MANNINGTON, W.Va. — Anybody who has spent an extended amount of time in a tree stand or a special spot on the riverbank can probably close their eyes and picture exactly what they were looking at for hours on end during the hunting season or their last fishing trip. The mental image is one of the places which keeps us sane is often a reservoir of peace when life has become chaotic.
Ben Kolb of Mannington is able to take that a step further. A talented artist, Ben puts those images most of us only have in our mind to canvas.
“They are oil paintings of fly fishing, camping, and hunting,” he said. “My love of being outside all the time has really gotten me into it. I’ve been painting and doing art like that for a long time, ever since I was a kid. I just naturally paint what I’m around all the time, which is lakes, rivers, and things like that.”

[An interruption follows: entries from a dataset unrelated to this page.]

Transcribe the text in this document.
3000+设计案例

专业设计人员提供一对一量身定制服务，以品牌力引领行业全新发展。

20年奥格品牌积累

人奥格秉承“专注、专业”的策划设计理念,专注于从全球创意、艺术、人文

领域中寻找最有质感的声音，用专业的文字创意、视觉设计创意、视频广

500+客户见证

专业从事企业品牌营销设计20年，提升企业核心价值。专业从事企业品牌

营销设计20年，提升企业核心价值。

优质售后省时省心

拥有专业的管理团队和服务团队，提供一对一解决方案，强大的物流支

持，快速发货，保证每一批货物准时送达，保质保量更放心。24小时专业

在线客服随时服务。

When Ben isn’t in the studio, you’ll typically find him in the backwoods of West Virginia running traps with his son or fly fishing with his two daughters. He’s raised his children in the outdoors and those scenes inspired him. He admits he occasionally takes some creative license by adding to those pictures things he wished were there.
“I can paint myself thin that way,” he laughed during a recent interview on Northside Automotive West Virginia Outdoors.

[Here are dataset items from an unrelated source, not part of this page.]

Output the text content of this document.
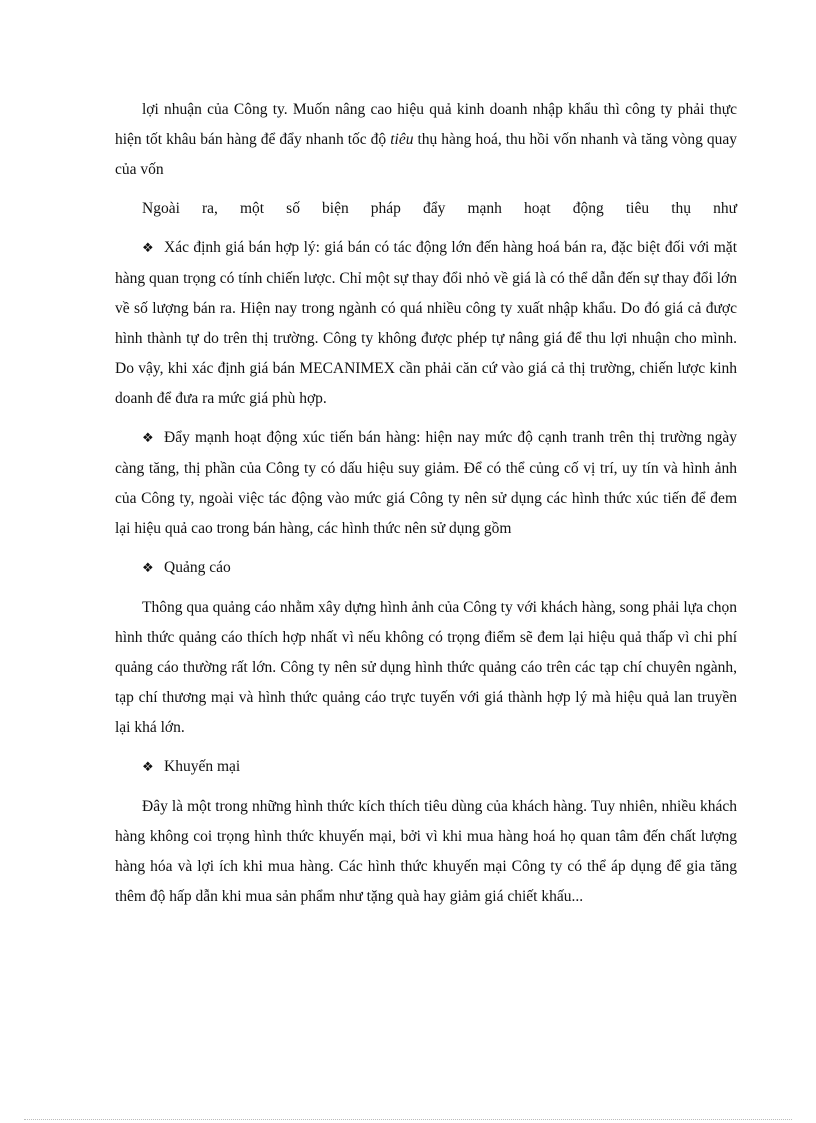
lợi nhuận của Công ty. Muốn nâng cao hiệu quả kinh doanh nhập khẩu thì công ty phải thực hiện tốt khâu bán hàng để đẩy nhanh tốc độ tiêu thụ hàng hoá, thu hồi vốn nhanh và tăng vòng quay của vốn

Ngoài ra, một số biện pháp đẩy mạnh hoạt động tiêu thụ như

❖ Xác định giá bán hợp lý: giá bán có tác động lớn đến hàng hoá bán ra, đặc biệt đối với mặt hàng quan trọng có tính chiến lược. Chỉ một sự thay đổi nhỏ về giá là có thể dẫn đến sự thay đổi lớn về số lượng bán ra. Hiện nay trong ngành có quá nhiều công ty xuất nhập khẩu. Do đó giá cả được hình thành tự do trên thị trường. Công ty không được phép tự nâng giá để thu lợi nhuận cho mình. Do vậy, khi xác định giá bán MECANIMEX cần phải căn cứ vào giá cả thị trường, chiến lược kinh doanh để đưa ra mức giá phù hợp.

❖ Đẩy mạnh hoạt động xúc tiến bán hàng: hiện nay mức độ cạnh tranh trên thị trường ngày càng tăng, thị phần của Công ty có dấu hiệu suy giảm. Để có thể củng cố vị trí, uy tín và hình ảnh của Công ty, ngoài việc tác động vào mức giá Công ty nên sử dụng các hình thức xúc tiến để đem lại hiệu quả cao trong bán hàng, các hình thức nên sử dụng gồm

❖ Quảng cáo

Thông qua quảng cáo nhằm xây dựng hình ảnh của Công ty với khách hàng, song phải lựa chọn hình thức quảng cáo thích hợp nhất vì nếu không có trọng điểm sẽ đem lại hiệu quả thấp vì chi phí quảng cáo thường rất lớn. Công ty nên sử dụng hình thức quảng cáo trên các tạp chí chuyên ngành, tạp chí thương mại và hình thức quảng cáo trực tuyến với giá thành hợp lý mà hiệu quả lan truyền lại khá lớn.

❖ Khuyến mại

Đây là một trong những hình thức kích thích tiêu dùng của khách hàng. Tuy nhiên, nhiều khách hàng không coi trọng hình thức khuyến mại, bởi vì khi mua hàng hoá họ quan tâm đến chất lượng hàng hóa và lợi ích khi mua hàng. Các hình thức khuyến mại Công ty có thể áp dụng để gia tăng thêm độ hấp dẫn khi mua sản phẩm như tặng quà hay giảm giá chiết khấu...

Kolb’s artwork will be on display and for sale this weekend at the Monongalia Arts Center in Morgantown from 5 – 9 p.m. The show will feature 30 to 40 of his outdoor inspired paintings, but also a series of hand carved jewelry items which has become another of his passions.
“I started this when I took an interest in primitive fishing ways. I did a shadow box of all the regions’ different fishhooks, spears, and things they made,” he said. “Around the islands of the Pacific and in California they used fishhooks carved from abalone and bone. Here in the woodlands they made things like birch hooks.”
Unlike the hunters and anglers of 30,000 years ago he carved fish hooks from rocks and bone using other rocks and bone, Kolb wields a Drimmel tool, but he perfected his craft and people started to notice.
“People started liking them and wanted to buy them,” he said.
Fueled by the interest of a buying public, he transitioned his jewelry work into other materials which were much more durable. The idea also spawned other inspirations which has created another line of art work and artifacts.
“As I got more and more into the process I wanted to make better looking ones and always improving,” said Kolb. “It go to where that’s what people liked and what they wanted to buy. They may not even realize they’re wearing a fishhook like some guy on the California coast carved and used 2,000 years ago.”
Saturday’s show will feature a runway show with models wearing Kolb’s handmade jewelery. He’ll also do a live painting on site so people can watch the scene unfold on the canvas. The piece at the show will be auctioned off for a charity Kolb supports.